H ow due eye no this?
i c it. eye tch it. i fill it. i no it.
l anggwidge iz an ahrt forum. It iz
l yke AhLizbeftheeyan Shachespaireon vurse…
g o ahud, reed it. at furst it mayks know scents.
r eallee, the hole langqwide thang is Abstracked,
u nbahleaveahbull how it werks (eyed lyke 2
b ye a vowl, Patt. Kan eye hav an
e h?). Whut kan eye say?
r eeding iz knot easy e.
x.
J uly left us. It’s August, and here I am again with this word,
u nbelievable, this feeling that you, me, them and us have
l ived this before. What is this? This us? This
i nvitational leadership institute we’re so sure to trust
e ach & every year?
R andom thought. I don’t think it is us (elephant shoe)
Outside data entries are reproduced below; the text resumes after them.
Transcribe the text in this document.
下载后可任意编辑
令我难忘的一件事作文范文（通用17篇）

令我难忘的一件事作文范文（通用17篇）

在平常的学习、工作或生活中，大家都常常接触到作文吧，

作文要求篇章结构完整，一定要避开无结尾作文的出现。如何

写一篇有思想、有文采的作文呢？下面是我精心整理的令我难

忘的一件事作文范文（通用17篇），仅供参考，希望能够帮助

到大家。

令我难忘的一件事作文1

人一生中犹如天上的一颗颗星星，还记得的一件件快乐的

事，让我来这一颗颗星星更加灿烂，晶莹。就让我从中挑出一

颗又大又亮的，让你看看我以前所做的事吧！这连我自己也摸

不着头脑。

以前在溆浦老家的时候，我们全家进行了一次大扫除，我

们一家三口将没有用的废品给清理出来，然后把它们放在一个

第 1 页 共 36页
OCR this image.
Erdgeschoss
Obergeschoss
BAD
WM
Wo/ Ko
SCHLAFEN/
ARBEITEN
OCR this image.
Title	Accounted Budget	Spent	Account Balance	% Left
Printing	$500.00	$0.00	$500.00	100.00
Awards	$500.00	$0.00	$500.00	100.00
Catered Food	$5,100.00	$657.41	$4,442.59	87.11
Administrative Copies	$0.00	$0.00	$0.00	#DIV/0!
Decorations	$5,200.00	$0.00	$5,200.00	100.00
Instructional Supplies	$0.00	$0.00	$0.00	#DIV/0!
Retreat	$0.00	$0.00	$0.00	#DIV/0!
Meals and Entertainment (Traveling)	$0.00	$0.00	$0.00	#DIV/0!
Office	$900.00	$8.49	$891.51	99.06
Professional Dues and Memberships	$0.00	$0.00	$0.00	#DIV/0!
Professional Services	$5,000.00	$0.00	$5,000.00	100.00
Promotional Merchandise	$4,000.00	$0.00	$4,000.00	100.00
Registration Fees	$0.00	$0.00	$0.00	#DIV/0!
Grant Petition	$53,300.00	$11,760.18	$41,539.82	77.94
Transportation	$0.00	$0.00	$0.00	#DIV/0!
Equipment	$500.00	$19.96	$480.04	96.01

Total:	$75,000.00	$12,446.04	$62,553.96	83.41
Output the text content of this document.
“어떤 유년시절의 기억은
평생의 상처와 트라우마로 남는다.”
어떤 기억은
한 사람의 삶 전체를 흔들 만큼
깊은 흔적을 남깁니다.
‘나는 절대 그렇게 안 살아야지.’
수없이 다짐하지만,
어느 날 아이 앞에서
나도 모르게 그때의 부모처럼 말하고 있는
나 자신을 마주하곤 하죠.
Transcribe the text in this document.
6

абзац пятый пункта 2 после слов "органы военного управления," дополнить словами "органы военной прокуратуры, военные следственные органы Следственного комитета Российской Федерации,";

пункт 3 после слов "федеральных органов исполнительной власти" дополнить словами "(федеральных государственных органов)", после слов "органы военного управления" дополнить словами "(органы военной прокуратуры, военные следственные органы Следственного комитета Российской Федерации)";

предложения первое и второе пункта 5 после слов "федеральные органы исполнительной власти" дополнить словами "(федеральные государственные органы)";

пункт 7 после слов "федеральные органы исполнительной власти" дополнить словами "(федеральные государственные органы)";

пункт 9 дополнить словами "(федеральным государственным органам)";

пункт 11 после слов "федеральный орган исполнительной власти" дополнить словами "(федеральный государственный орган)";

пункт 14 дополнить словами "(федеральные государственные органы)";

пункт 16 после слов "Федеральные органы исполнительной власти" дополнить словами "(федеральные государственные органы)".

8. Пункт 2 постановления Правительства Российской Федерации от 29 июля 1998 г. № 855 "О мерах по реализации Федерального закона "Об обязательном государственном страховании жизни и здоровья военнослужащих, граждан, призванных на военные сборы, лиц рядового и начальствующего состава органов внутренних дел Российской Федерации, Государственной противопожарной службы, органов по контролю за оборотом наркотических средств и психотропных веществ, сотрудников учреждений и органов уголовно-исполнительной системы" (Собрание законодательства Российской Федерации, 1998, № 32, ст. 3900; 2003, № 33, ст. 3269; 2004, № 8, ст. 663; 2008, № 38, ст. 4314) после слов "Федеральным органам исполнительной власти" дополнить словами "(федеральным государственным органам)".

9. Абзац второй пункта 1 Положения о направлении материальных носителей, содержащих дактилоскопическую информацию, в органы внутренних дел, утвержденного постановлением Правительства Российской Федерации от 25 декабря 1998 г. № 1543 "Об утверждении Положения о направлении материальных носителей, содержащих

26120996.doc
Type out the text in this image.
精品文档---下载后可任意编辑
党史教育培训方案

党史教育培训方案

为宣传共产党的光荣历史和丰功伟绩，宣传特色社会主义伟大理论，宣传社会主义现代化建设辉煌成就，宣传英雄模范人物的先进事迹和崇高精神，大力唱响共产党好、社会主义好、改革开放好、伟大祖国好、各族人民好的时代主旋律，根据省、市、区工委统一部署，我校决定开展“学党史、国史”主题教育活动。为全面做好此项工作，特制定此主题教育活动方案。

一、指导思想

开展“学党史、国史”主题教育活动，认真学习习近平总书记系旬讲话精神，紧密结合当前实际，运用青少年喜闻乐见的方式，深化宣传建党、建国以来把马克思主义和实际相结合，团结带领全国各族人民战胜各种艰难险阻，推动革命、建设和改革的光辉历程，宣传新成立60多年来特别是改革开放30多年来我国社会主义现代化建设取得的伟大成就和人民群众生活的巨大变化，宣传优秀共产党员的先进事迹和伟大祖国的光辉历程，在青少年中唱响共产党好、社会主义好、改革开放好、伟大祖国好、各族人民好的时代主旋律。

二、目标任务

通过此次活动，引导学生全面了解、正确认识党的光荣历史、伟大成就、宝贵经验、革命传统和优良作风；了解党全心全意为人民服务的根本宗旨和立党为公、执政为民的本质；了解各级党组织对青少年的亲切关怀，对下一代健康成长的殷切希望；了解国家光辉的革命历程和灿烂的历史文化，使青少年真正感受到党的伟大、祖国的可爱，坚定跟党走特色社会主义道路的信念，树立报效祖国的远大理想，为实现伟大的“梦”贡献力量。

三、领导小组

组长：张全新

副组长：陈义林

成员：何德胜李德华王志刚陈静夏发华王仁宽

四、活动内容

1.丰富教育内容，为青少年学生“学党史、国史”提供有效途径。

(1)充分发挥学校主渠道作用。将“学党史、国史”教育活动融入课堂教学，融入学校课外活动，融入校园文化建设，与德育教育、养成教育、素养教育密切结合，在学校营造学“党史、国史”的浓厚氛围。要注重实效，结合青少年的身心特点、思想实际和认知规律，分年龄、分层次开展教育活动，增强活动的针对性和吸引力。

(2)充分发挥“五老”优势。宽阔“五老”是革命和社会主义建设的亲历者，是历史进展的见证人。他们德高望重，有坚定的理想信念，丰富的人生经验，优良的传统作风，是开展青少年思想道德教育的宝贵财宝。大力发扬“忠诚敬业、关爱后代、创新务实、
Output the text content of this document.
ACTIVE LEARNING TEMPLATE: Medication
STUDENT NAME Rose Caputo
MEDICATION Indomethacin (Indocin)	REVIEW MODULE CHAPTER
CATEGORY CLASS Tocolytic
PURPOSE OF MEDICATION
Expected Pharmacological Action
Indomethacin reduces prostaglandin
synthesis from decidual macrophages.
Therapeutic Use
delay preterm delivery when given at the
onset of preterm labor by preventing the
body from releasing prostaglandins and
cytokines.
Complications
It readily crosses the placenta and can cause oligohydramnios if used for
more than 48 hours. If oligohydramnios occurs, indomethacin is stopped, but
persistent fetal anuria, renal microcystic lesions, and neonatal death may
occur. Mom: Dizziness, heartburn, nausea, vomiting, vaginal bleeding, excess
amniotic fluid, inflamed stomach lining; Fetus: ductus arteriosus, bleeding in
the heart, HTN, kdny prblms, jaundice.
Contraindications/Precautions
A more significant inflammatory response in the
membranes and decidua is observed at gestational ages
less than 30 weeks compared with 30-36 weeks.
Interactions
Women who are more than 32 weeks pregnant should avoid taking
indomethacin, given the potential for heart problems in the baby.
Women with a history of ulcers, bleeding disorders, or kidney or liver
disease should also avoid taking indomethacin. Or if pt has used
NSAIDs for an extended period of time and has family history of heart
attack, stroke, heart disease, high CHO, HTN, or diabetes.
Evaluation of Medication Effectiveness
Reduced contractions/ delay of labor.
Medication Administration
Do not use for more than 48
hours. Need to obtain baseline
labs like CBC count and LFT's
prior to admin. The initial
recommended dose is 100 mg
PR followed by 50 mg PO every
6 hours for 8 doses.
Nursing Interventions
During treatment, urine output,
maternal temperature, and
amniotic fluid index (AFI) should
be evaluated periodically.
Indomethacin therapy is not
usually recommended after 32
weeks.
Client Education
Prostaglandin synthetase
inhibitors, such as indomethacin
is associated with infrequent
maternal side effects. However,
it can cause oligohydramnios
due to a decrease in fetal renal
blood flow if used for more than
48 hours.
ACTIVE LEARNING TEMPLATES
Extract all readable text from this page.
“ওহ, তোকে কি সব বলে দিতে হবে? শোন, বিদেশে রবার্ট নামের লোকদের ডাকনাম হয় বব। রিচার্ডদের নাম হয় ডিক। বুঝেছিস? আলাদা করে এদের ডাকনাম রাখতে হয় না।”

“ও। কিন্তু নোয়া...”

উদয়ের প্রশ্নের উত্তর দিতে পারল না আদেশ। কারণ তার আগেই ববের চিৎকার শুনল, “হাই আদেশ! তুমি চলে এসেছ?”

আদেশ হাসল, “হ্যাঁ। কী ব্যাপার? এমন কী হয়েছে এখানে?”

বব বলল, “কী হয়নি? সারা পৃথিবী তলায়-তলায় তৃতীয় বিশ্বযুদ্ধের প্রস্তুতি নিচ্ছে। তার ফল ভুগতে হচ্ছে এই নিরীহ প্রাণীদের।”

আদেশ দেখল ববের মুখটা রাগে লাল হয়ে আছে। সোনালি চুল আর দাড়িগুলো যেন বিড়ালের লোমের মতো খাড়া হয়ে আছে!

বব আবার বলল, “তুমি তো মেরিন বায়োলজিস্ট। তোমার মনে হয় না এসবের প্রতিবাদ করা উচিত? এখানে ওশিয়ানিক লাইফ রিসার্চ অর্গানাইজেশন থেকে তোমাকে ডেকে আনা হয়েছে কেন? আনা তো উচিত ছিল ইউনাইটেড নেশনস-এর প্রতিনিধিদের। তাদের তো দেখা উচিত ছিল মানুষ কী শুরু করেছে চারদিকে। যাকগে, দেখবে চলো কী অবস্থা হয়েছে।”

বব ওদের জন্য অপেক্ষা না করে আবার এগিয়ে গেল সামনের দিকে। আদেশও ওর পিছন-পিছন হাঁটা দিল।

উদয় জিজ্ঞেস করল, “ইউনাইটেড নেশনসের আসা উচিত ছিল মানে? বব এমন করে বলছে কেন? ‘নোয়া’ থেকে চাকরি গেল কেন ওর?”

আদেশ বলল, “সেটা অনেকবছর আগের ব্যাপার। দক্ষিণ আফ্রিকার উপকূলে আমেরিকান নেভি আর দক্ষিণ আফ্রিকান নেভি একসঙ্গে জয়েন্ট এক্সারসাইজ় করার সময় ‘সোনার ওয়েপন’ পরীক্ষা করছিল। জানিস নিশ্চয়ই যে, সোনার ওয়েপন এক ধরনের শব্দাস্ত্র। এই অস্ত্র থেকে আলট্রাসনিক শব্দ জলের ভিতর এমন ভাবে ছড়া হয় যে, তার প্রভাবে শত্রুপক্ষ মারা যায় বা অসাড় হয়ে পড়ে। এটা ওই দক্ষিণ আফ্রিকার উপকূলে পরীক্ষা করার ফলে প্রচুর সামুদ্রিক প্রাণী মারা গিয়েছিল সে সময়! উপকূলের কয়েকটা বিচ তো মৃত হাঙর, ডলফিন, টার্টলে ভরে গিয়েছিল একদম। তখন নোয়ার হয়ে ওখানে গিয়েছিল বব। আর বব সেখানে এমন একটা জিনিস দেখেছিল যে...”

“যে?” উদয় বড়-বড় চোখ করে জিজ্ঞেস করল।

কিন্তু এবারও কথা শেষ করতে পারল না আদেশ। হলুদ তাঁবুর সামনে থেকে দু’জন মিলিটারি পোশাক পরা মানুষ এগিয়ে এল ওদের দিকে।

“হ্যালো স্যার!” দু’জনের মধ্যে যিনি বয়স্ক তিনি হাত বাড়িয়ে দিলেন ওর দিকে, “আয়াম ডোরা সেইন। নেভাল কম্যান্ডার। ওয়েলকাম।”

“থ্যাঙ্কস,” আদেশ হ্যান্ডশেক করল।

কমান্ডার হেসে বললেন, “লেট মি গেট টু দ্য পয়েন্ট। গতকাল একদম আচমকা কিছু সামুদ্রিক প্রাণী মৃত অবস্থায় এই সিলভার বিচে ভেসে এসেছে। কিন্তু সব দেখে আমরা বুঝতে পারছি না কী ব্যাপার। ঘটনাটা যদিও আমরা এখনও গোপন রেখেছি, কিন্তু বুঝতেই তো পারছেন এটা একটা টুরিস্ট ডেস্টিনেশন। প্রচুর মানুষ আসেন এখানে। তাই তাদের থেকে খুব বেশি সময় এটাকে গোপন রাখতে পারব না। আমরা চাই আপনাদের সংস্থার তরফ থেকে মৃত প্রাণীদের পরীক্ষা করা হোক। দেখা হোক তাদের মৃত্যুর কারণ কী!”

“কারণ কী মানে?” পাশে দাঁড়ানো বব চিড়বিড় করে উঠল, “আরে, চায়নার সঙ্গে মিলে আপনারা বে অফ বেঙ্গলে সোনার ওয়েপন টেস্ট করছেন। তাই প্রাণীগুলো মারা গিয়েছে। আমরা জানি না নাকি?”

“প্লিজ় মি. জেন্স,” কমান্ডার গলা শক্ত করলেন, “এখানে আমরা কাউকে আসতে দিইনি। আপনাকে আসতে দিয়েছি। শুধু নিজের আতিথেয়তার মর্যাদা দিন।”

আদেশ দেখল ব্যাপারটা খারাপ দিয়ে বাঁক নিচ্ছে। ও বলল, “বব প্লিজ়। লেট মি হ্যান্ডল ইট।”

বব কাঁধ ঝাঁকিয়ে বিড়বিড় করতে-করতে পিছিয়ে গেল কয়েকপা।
o r any of these teachers (they’re frickin’ great but,
n o, it’s not them…not that). It’s this…the
e verything that the National Writing Project brings,
s ongs of ourselves, what it sings with discoveries,
o f who we are. phew. 4 weeks, we’ve come so far.
n ow is the time… cue Cicadidae.
xi.
I am here again, back where i started & somewhere
n ear where i wish i might have gone…a
c randall song stuck in the
r iver of rhyme that is trying to find extra time to
e mpty the ocean with a fork (frog, you’re such a
d ork), but that is the law of teaching.
I am here again, poetically preaching,
b to the r to the y, looking for a way to
l ive the life of learning, seeking,
e ach and every story that comes my way. For these I say hooray.